Labor was forced into an uncomfortable admission of its own this week during an interview with ABC Radio Adelaide’s Ali Clarke the morning after Wade’s strange press conference performance.

Health spokesman Chris Picton was on the attack, accusing the Government of axing doctors and nurses, despite promising not to.

He was presented with a rebuttal statement from the Health Minister claiming “there are more doctors, nurses and midwives employed in South Australian than ever before.”

It prompted this direct question to Picton: “Are there more doctors, nurses and midwives employed here under the Marshall Government as opposed to when the Labor government was in charge?”

His reply: “That is correct but it is also correct that there is now less than there was a year ago. We’ve got 112 fewer nurses now than we did a year ago and we’re seeing the impact of that every single day.”

The Auditor-General’s annual report does indeed show that at June 30 in 2020 there were 13,416 nurses and midwives, compared to 13,528 in June 2019 – 112 fewer.

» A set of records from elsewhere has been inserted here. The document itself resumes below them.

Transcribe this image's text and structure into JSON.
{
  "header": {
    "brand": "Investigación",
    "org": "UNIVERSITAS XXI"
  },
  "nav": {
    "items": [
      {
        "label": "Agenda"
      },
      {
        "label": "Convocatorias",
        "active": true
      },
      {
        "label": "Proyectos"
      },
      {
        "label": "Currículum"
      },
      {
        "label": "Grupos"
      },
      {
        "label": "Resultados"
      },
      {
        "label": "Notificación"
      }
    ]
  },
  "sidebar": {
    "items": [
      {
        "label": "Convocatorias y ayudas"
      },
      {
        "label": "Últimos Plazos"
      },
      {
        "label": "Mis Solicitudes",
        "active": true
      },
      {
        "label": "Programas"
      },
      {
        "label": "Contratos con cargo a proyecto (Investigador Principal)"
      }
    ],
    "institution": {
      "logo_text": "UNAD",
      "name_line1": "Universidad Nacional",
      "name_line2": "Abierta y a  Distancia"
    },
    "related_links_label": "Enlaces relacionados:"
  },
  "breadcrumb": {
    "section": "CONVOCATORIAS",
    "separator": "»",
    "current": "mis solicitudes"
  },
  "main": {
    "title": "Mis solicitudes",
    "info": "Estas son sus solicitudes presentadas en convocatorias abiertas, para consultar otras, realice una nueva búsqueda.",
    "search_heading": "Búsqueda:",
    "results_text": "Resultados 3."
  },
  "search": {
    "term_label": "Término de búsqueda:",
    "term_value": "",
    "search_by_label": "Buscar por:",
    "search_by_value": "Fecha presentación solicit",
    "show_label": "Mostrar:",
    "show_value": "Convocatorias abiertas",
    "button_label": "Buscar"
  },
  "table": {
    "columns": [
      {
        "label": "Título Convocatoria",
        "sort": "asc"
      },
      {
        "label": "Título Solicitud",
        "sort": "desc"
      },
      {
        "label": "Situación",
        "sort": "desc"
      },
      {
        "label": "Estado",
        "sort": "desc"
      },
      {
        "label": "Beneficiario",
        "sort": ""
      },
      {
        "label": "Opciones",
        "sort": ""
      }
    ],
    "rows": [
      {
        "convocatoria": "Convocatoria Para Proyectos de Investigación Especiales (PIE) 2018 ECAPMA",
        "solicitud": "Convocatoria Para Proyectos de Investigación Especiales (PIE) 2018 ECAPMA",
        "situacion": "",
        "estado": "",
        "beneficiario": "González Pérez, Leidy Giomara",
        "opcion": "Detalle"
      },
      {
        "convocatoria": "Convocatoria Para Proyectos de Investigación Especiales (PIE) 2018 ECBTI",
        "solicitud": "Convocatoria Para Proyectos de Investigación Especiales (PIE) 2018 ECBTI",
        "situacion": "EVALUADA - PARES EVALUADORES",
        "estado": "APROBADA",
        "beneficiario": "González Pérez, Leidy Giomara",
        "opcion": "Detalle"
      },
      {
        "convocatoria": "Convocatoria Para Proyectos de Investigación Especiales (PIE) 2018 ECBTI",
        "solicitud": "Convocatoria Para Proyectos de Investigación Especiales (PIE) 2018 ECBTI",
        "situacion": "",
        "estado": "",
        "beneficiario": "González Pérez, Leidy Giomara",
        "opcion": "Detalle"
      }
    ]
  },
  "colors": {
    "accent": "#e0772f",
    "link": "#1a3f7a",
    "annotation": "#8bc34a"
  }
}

But, as the Minister points out, it also shows a net increase of more than 1000 health professionals as at June 30 in 2020 since the 2018 election.

Which begs the question – why is the system in such a dire state now?

It’s easy to get caught up in the statistics, but let’s not forget what should be at the centre of the debate – the patients and healthcare staff.

While, with an election looming, the ailing system has become unduly politicised, these questions are fundamentally important because they affect real people every day – people who don’t really care who’s in government or who won that day’s political argument, or even what the statistics show: people at their most vulnerable who need a functioning health system.

They deserve more transparency from the person in charge.